Fraktionsvize Nils Schmid: „Die Landesregierung muss die Konfrontation mit den S 21-Gegnern auch im Interesse der inneren Sicherheit mit einer Volksabstimmung beenden“

Innenexperte Reinhold Gall: „Die Polizei ist gezwungen, wegen der Belastung durch S-21-Einsätze landesweit immer mehr Sicherheitsaufgaben zu vernachlässigen“

Die baden-württembergische Polizei kommt wegen der personalintensiven S-21-Einsätze immer mehr unter Druck und ist nur noch bedingt einsatzbereit. Dies ist das Ergebnis einer Parlamentsanfrage der SPD, bei der die Landesregierung einräumt, dass die Polizei aus Personalnot inzwischen landesweit Sicherheitsaufgaben „zurückstellen“ muss. Damit werde die Sicherheit und der innere Frieden im Land aufs Spiel gesetzt werden, sagt der Fraktionsvize und designierte Spitzenkandidat Nils Schmid. Er fordert: „Die Landesregierung muss diesen Konflikt, der auf dem Rücken der einzelnen Beamten und auf Kosten der Sicherheit im Land ausgetragen wird, mit einer Volksabstimmung endgültig beenden.“ Und Reinhold Gall, innenpolitischer Sprecher der Fraktion, erklärt: „Die Landesregierung hat die Polizei in einen Konflikt getrieben, der mit politischen Mitteln entschärft werden muss, aber nicht mit Großeinsätzen der Polizei.“

In ihrer Antwort auf den SPD-Antrag erklärt die Landesregierung, dass Aufgaben der ausgedünnten Streifendienste inzwischen von Beamten der Bezirks- und Postendienste übernommen werden müssten. Weitere Einschränkungen gebe es bei der Prävention, bei Schwerpunktaktionen (wie Verkehrskontrollen) und bei der Fortbildung der Polizei, wie der Innenminister erklärt. Nach Informationen der SPD gingen diese Einschränkungen aber in Wirklichkeit viel weiter. So müssten bei größeren Einsätzen in gefährlichen Lagen inzwischen überall im Land aus Personalmangel deutliche Abstriche bei der Einsatzkonzeption gemacht werden. Unter Inkaufnahme hoher Sicherheitsrisiken werde zudem die Einschreitschwelle der Polizei bei Versammlungslagen angehoben. In einigen Landespolizeidirektionen wird nach den Informationen des Polizeiexperten Gall bereits die Reduzierung oder sogar Aussetzung von regionalen Großfahndungen ebenso geprüft, wie die Reduzierung der Mindeststärke im Streifendienst. Ein genereller Stopp von Einsatztraining und Dienstsport werde ebenso ins Auge gefasst wie eine generelle Aussetzung aller landesweit festgelegten Schwerpunktprogramme (Fahndungen und Verkehrsüberwachungen).

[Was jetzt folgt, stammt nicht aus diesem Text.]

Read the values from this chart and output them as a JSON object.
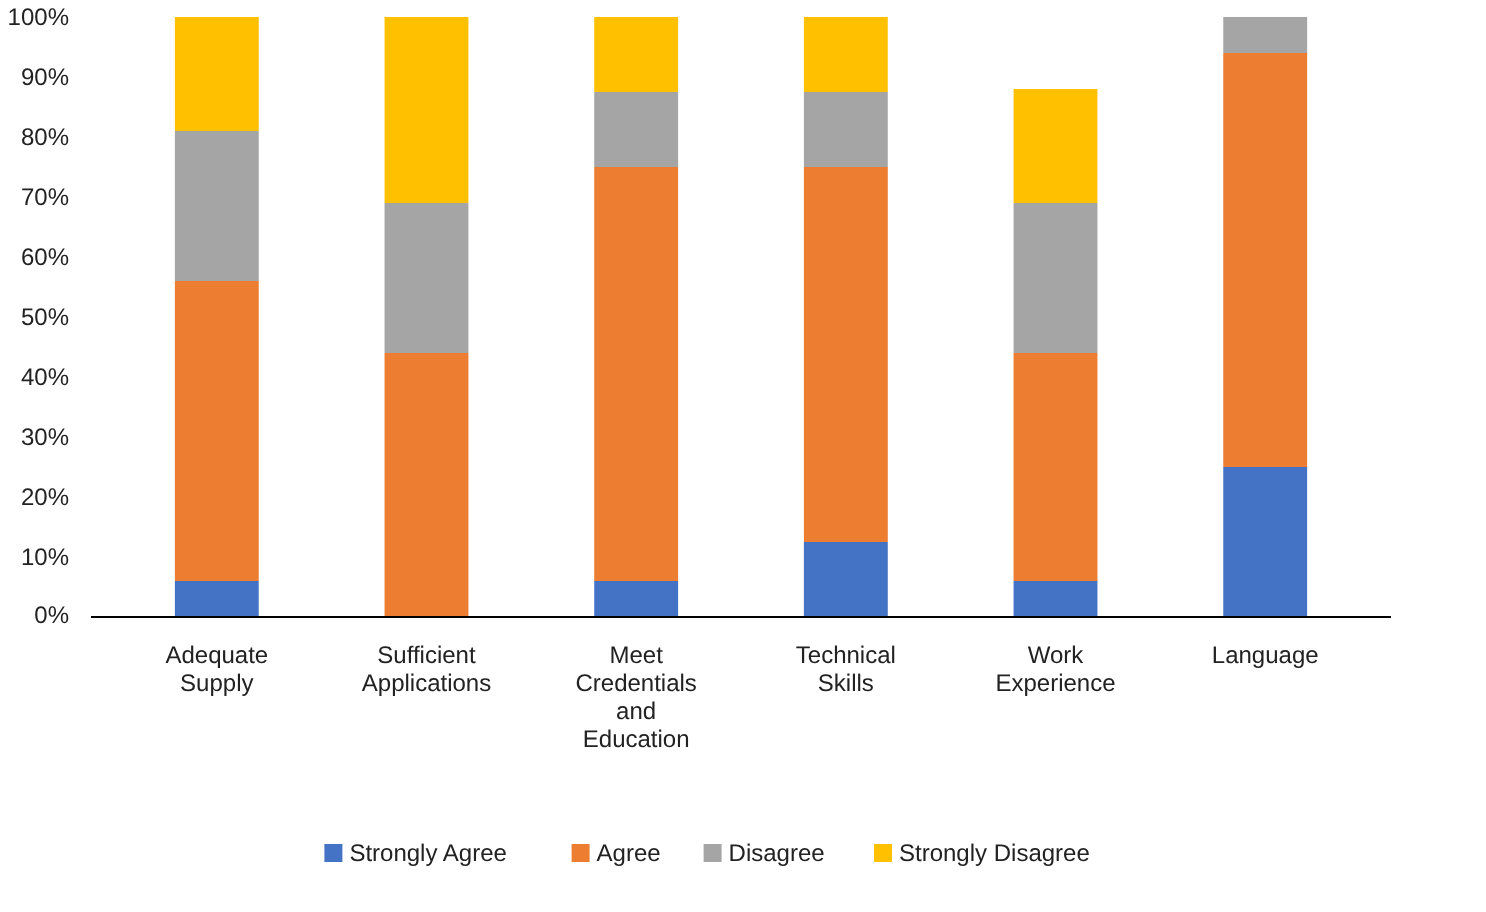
{
  "chart_data": {
    "type": "bar",
    "stacked": true,
    "categories": [
      "Adequate Supply",
      "Sufficient Applications",
      "Meet Credentials and Education",
      "Technical Skills",
      "Work Experience",
      "Language"
    ],
    "series": [
      {
        "name": "Strongly Agree",
        "color": "#4472c4",
        "values": [
          6,
          0,
          6,
          12.5,
          6,
          25
        ]
      },
      {
        "name": "Agree",
        "color": "#ed7d31",
        "values": [
          50,
          44,
          69,
          62.5,
          38,
          69
        ]
      },
      {
        "name": "Disagree",
        "color": "#a5a5a5",
        "values": [
          25,
          25,
          12.5,
          12.5,
          25,
          6
        ]
      },
      {
        "name": "Strongly Disagree",
        "color": "#ffc000",
        "values": [
          19,
          31,
          12.5,
          12.5,
          19,
          0
        ]
      }
    ],
    "ylim": [
      0,
      100
    ],
    "yticks": [
      {
        "value": 0,
        "label": "0%"
      },
      {
        "value": 10,
        "label": "10%"
      },
      {
        "value": 20,
        "label": "20%"
      },
      {
        "value": 30,
        "label": "30%"
      },
      {
        "value": 40,
        "label": "40%"
      },
      {
        "value": 50,
        "label": "50%"
      },
      {
        "value": 60,
        "label": "60%"
      },
      {
        "value": 70,
        "label": "70%"
      },
      {
        "value": 80,
        "label": "80%"
      },
      {
        "value": 90,
        "label": "90%"
      },
      {
        "value": 100,
        "label": "100%"
      }
    ],
    "grid": false,
    "legend": "bottom"
  }
}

Selbst die Reduzierung und Schließung oder Zusammenlegung von Polizeiposten und Kriminalaußenstellen werde nicht mehr ausgeschlossen, falls die Belastungen der Polizei nicht abgebaut würden, sagt Gall.

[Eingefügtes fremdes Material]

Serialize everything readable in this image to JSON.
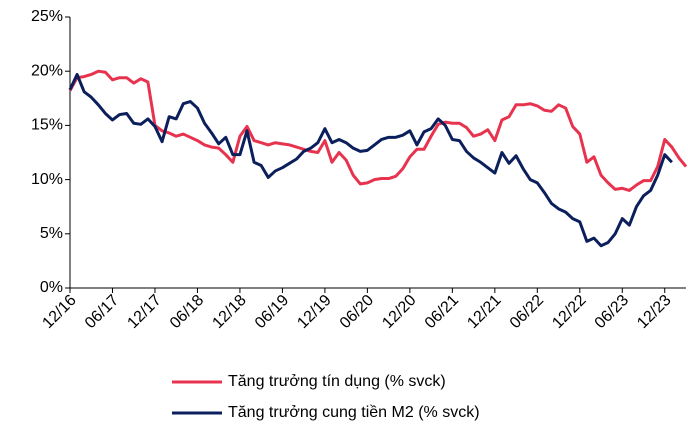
{
  "chart_data": {
    "type": "line",
    "categories": [
      "12/16",
      null,
      null,
      null,
      null,
      null,
      "06/17",
      null,
      null,
      null,
      null,
      null,
      "12/17",
      null,
      null,
      null,
      null,
      null,
      "06/18",
      null,
      null,
      null,
      null,
      null,
      "12/18",
      null,
      null,
      null,
      null,
      null,
      "06/19",
      null,
      null,
      null,
      null,
      null,
      "12/19",
      null,
      null,
      null,
      null,
      null,
      "06/20",
      null,
      null,
      null,
      null,
      null,
      "12/20",
      null,
      null,
      null,
      null,
      null,
      "06/21",
      null,
      null,
      null,
      null,
      null,
      "12/21",
      null,
      null,
      null,
      null,
      null,
      "06/22",
      null,
      null,
      null,
      null,
      null,
      "12/22",
      null,
      null,
      null,
      null,
      null,
      "06/23",
      null,
      null,
      null,
      null,
      null,
      "12/23",
      null,
      null,
      null
    ],
    "series": [
      {
        "name": "Tăng trưởng tín dụng (% svck)",
        "color": "#e8334f",
        "values": [
          18.2,
          19.4,
          19.5,
          19.7,
          20.0,
          19.9,
          19.2,
          19.4,
          19.4,
          18.9,
          19.3,
          19.0,
          15.0,
          14.5,
          14.3,
          14.0,
          14.2,
          13.9,
          13.6,
          13.2,
          13.0,
          12.9,
          12.3,
          11.6,
          14.0,
          14.9,
          13.6,
          13.4,
          13.2,
          13.4,
          13.3,
          13.2,
          13.0,
          12.8,
          12.6,
          12.5,
          13.6,
          11.6,
          12.5,
          11.8,
          10.4,
          9.6,
          9.7,
          10.0,
          10.1,
          10.1,
          10.3,
          11.0,
          12.1,
          12.8,
          12.8,
          14.0,
          15.1,
          15.3,
          15.2,
          15.2,
          14.8,
          14.0,
          14.2,
          14.6,
          13.6,
          15.5,
          15.8,
          16.9,
          16.9,
          17.0,
          16.8,
          16.4,
          16.3,
          16.9,
          16.6,
          14.9,
          14.2,
          11.6,
          12.1,
          10.4,
          9.7,
          9.1,
          9.2,
          9.0,
          9.5,
          9.9,
          9.9,
          11.2,
          13.7,
          13.0,
          12.0,
          11.2
        ]
      },
      {
        "name": "Tăng trưởng cung tiền M2 (% svck)",
        "color": "#0b1f5c",
        "values": [
          18.3,
          19.7,
          18.1,
          17.6,
          16.9,
          16.1,
          15.5,
          16.0,
          16.1,
          15.2,
          15.1,
          15.6,
          14.9,
          13.5,
          15.8,
          15.6,
          17.0,
          17.2,
          16.6,
          15.2,
          14.3,
          13.3,
          13.9,
          12.3,
          12.3,
          14.5,
          11.6,
          11.3,
          10.2,
          10.8,
          11.1,
          11.5,
          11.9,
          12.6,
          12.9,
          13.4,
          14.7,
          13.4,
          13.7,
          13.4,
          12.9,
          12.6,
          12.7,
          13.2,
          13.7,
          13.9,
          13.9,
          14.1,
          14.5,
          13.2,
          14.4,
          14.7,
          15.6,
          15.0,
          13.7,
          13.6,
          12.6,
          12.0,
          11.6,
          11.1,
          10.6,
          12.5,
          11.5,
          12.2,
          11.0,
          10.0,
          9.7,
          8.8,
          7.8,
          7.3,
          7.0,
          6.4,
          6.1,
          4.3,
          4.6,
          3.9,
          4.2,
          5.0,
          6.4,
          5.8,
          7.5,
          8.5,
          9.0,
          10.4,
          12.3,
          11.6,
          null,
          null
        ]
      }
    ],
    "ylim": [
      0,
      25
    ],
    "yticks": [
      {
        "value": 0,
        "label": "0%"
      },
      {
        "value": 5,
        "label": "5%"
      },
      {
        "value": 10,
        "label": "10%"
      },
      {
        "value": 15,
        "label": "15%"
      },
      {
        "value": 20,
        "label": "20%"
      },
      {
        "value": 25,
        "label": "25%"
      }
    ],
    "legend": "bottom"
  }
}
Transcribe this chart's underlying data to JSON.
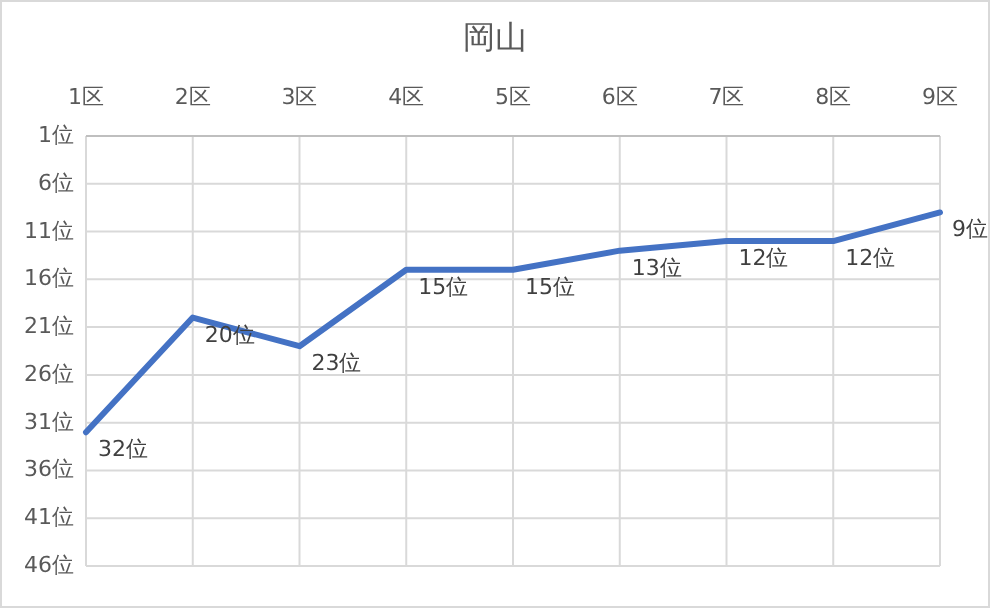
{
  "chart_data": {
    "type": "line",
    "title": "岡山",
    "categories": [
      "1区",
      "2区",
      "3区",
      "4区",
      "5区",
      "6区",
      "7区",
      "8区",
      "9区"
    ],
    "series": [
      {
        "color": "#4472c4",
        "values": [
          32,
          20,
          23,
          15,
          15,
          13,
          12,
          12,
          9
        ],
        "value_labels": [
          "32位",
          "20位",
          "23位",
          "15位",
          "15位",
          "13位",
          "12位",
          "12位",
          "9位"
        ]
      }
    ],
    "ylim": [
      46,
      1
    ],
    "yticks": [
      {
        "value": 1,
        "label": "1位"
      },
      {
        "value": 6,
        "label": "6位"
      },
      {
        "value": 11,
        "label": "11位"
      },
      {
        "value": 16,
        "label": "16位"
      },
      {
        "value": 21,
        "label": "21位"
      },
      {
        "value": 26,
        "label": "26位"
      },
      {
        "value": 31,
        "label": "31位"
      },
      {
        "value": 36,
        "label": "36位"
      },
      {
        "value": 41,
        "label": "41位"
      },
      {
        "value": 46,
        "label": "46位"
      }
    ],
    "grid": true,
    "marker": "none",
    "line_style": "solid"
  }
}
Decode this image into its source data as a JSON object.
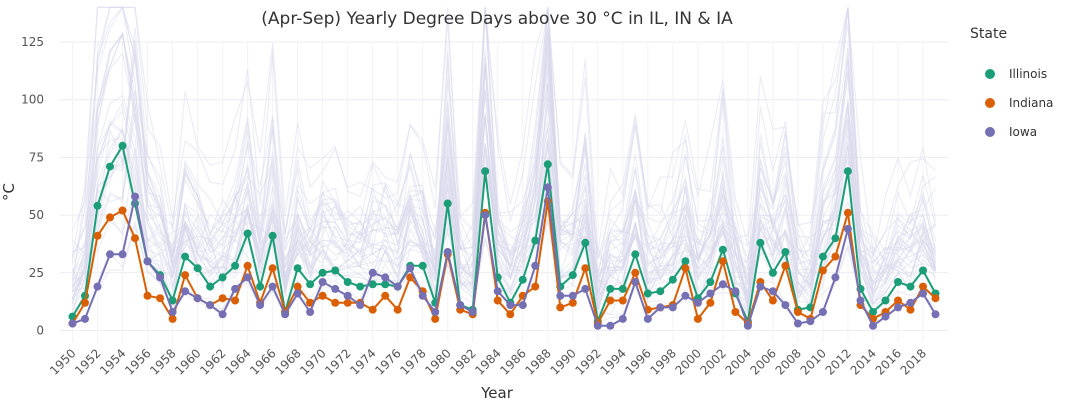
{
  "chart_data": {
    "type": "line",
    "title": "(Apr-Sep)  Yearly Degree Days above 30 °C in IL, IN & IA",
    "xlabel": "Year",
    "ylabel": "°C",
    "xlim": [
      1949,
      2020
    ],
    "ylim": [
      -5,
      125
    ],
    "yticks": [
      0,
      25,
      50,
      75,
      100,
      125
    ],
    "xticks": [
      1950,
      1952,
      1954,
      1956,
      1958,
      1960,
      1962,
      1964,
      1966,
      1968,
      1970,
      1972,
      1974,
      1976,
      1978,
      1980,
      1982,
      1984,
      1986,
      1988,
      1990,
      1992,
      1994,
      1996,
      1998,
      2000,
      2002,
      2004,
      2006,
      2008,
      2010,
      2012,
      2014,
      2016,
      2018
    ],
    "grid": true,
    "legend": {
      "title": "State",
      "position": "right"
    },
    "background_lines": {
      "description_color": "#dcdcec",
      "opacity": 0.5
    },
    "x": [
      1950,
      1951,
      1952,
      1953,
      1954,
      1955,
      1956,
      1957,
      1958,
      1959,
      1960,
      1961,
      1962,
      1963,
      1964,
      1965,
      1966,
      1967,
      1968,
      1969,
      1970,
      1971,
      1972,
      1973,
      1974,
      1975,
      1976,
      1977,
      1978,
      1979,
      1980,
      1981,
      1982,
      1983,
      1984,
      1985,
      1986,
      1987,
      1988,
      1989,
      1990,
      1991,
      1992,
      1993,
      1994,
      1995,
      1996,
      1997,
      1998,
      1999,
      2000,
      2001,
      2002,
      2003,
      2004,
      2005,
      2006,
      2007,
      2008,
      2009,
      2010,
      2011,
      2012,
      2013,
      2014,
      2015,
      2016,
      2017,
      2018,
      2019
    ],
    "series": [
      {
        "name": "Illinois",
        "color": "#1b9e77",
        "values": [
          6,
          15,
          54,
          71,
          80,
          55,
          30,
          24,
          13,
          32,
          27,
          19,
          23,
          28,
          42,
          19,
          41,
          8,
          27,
          20,
          25,
          26,
          21,
          19,
          20,
          20,
          19,
          28,
          28,
          12,
          55,
          11,
          9,
          69,
          23,
          12,
          22,
          39,
          72,
          19,
          24,
          38,
          4,
          18,
          18,
          33,
          16,
          17,
          22,
          30,
          14,
          21,
          35,
          16,
          4,
          38,
          25,
          34,
          9,
          10,
          32,
          40,
          69,
          18,
          8,
          13,
          21,
          19,
          26,
          16
        ]
      },
      {
        "name": "Indiana",
        "color": "#d95f02",
        "values": [
          3,
          12,
          41,
          49,
          52,
          40,
          15,
          14,
          5,
          24,
          14,
          11,
          14,
          13,
          28,
          12,
          27,
          8,
          19,
          12,
          15,
          12,
          12,
          12,
          9,
          15,
          9,
          23,
          17,
          5,
          33,
          9,
          7,
          51,
          13,
          7,
          15,
          19,
          56,
          10,
          12,
          27,
          3,
          13,
          13,
          25,
          9,
          10,
          11,
          27,
          5,
          12,
          30,
          8,
          3,
          21,
          13,
          28,
          8,
          5,
          26,
          32,
          51,
          11,
          5,
          8,
          13,
          9,
          19,
          14
        ]
      },
      {
        "name": "Iowa",
        "color": "#7570b3",
        "values": [
          3,
          5,
          19,
          33,
          33,
          58,
          30,
          23,
          8,
          17,
          14,
          11,
          7,
          18,
          23,
          11,
          19,
          7,
          16,
          8,
          21,
          18,
          15,
          11,
          25,
          23,
          19,
          27,
          15,
          8,
          34,
          11,
          8,
          50,
          17,
          11,
          11,
          28,
          62,
          15,
          15,
          18,
          2,
          2,
          5,
          21,
          5,
          10,
          10,
          15,
          12,
          16,
          20,
          17,
          2,
          19,
          17,
          11,
          3,
          4,
          8,
          23,
          44,
          13,
          2,
          6,
          10,
          12,
          16,
          7
        ]
      }
    ]
  }
}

Die SPD wirft der Landesregierung deshalb vor, dass sie die ungelösten Probleme mit Stuttgart 21, aber auch wegen der verstärkten Überwachung von aus der Sicherungsverwahrung entlassenen Sexual- und Gewaltverbrechern auf dem Rücken der Polizei und zu Lasten der Inneren Sicherheit austrägt.

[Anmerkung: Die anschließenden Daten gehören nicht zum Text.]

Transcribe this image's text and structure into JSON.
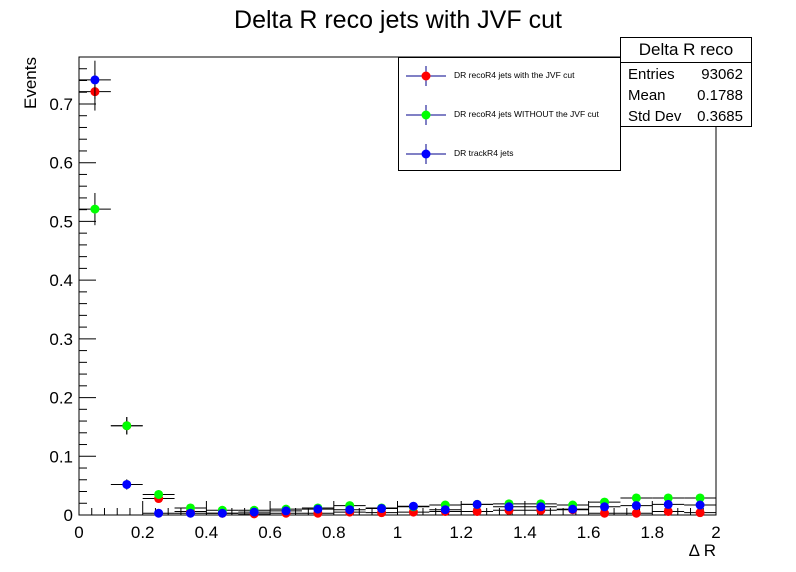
{
  "chart_data": {
    "type": "scatter",
    "title": "Delta R reco jets with JVF cut",
    "xlabel": "Δ R",
    "ylabel": "Events",
    "xlim": [
      0,
      2
    ],
    "ylim": [
      0,
      0.78
    ],
    "x_ticks": [
      "0",
      "0.2",
      "0.4",
      "0.6",
      "0.8",
      "1",
      "1.2",
      "1.4",
      "1.6",
      "1.8",
      "2"
    ],
    "y_ticks": [
      "0",
      "0.1",
      "0.2",
      "0.3",
      "0.4",
      "0.5",
      "0.6",
      "0.7"
    ],
    "bin_width": 0.1,
    "x": [
      0.05,
      0.15,
      0.25,
      0.35,
      0.45,
      0.55,
      0.65,
      0.75,
      0.85,
      0.95,
      1.05,
      1.15,
      1.25,
      1.35,
      1.45,
      1.55,
      1.65,
      1.75,
      1.85,
      1.95
    ],
    "series": [
      {
        "name": "DR recoR4 jets with the JVF cut",
        "color": "#ff0000",
        "values": [
          0.721,
          0.152,
          0.028,
          0.006,
          0.003,
          0.002,
          0.003,
          0.003,
          0.005,
          0.004,
          0.005,
          0.006,
          0.006,
          0.008,
          0.008,
          0.009,
          0.003,
          0.003,
          0.006,
          0.004
        ]
      },
      {
        "name": "DR recoR4 jets WITHOUT the JVF cut",
        "color": "#00ff00",
        "values": [
          0.521,
          0.152,
          0.035,
          0.012,
          0.008,
          0.008,
          0.01,
          0.012,
          0.016,
          0.012,
          0.014,
          0.017,
          0.018,
          0.019,
          0.019,
          0.017,
          0.022,
          0.029,
          0.029,
          0.029
        ]
      },
      {
        "name": "DR trackR4 jets",
        "color": "#0000ff",
        "values": [
          0.741,
          0.052,
          0.003,
          0.003,
          0.003,
          0.005,
          0.007,
          0.01,
          0.009,
          0.011,
          0.015,
          0.009,
          0.018,
          0.014,
          0.014,
          0.01,
          0.014,
          0.016,
          0.018,
          0.017
        ]
      }
    ],
    "legend_position": "top-right",
    "stats": {
      "title": "Delta R reco",
      "rows": [
        {
          "label": "Entries",
          "value": "93062"
        },
        {
          "label": "Mean",
          "value": "0.1788"
        },
        {
          "label": "Std Dev",
          "value": "0.3685"
        }
      ]
    }
  }
}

Die Belastung der Polizei lässt sich jetzt an konkreten Zahlen festmachen: Allein in den sieben Wochen vom 30. Juli 2010, dem Tag der Bauzaunaufstellung am Nordflügel des Stuttgarter Hauptbahnhofs, bis zum 19. September (aktueller Stand der Zählung) musste die Polizei mehr als 20.000 Polizeikräfte in Stuttgart einsetzen. Dabei fielen insgesamt fast 130.000 Einsatzstunden vor Ort an und rund 83.000 Überstunden. Die Kosten für die Einsätze in diesem Zeitraum beziffert die Regierung auf rund 120.000 Euro.

Nach den Angaben der Landesregierung wurden die Bereitschaftspolizei (37 Prozent) und das Polizeipräsidium Stuttgart (28 Prozent) am stärksten mit diesen Einsätzen belastet. Aber auch alle Landespolizeidirektionen mussten Alarmhundertschaften in großem Umfang nach Stuttgart abstellen.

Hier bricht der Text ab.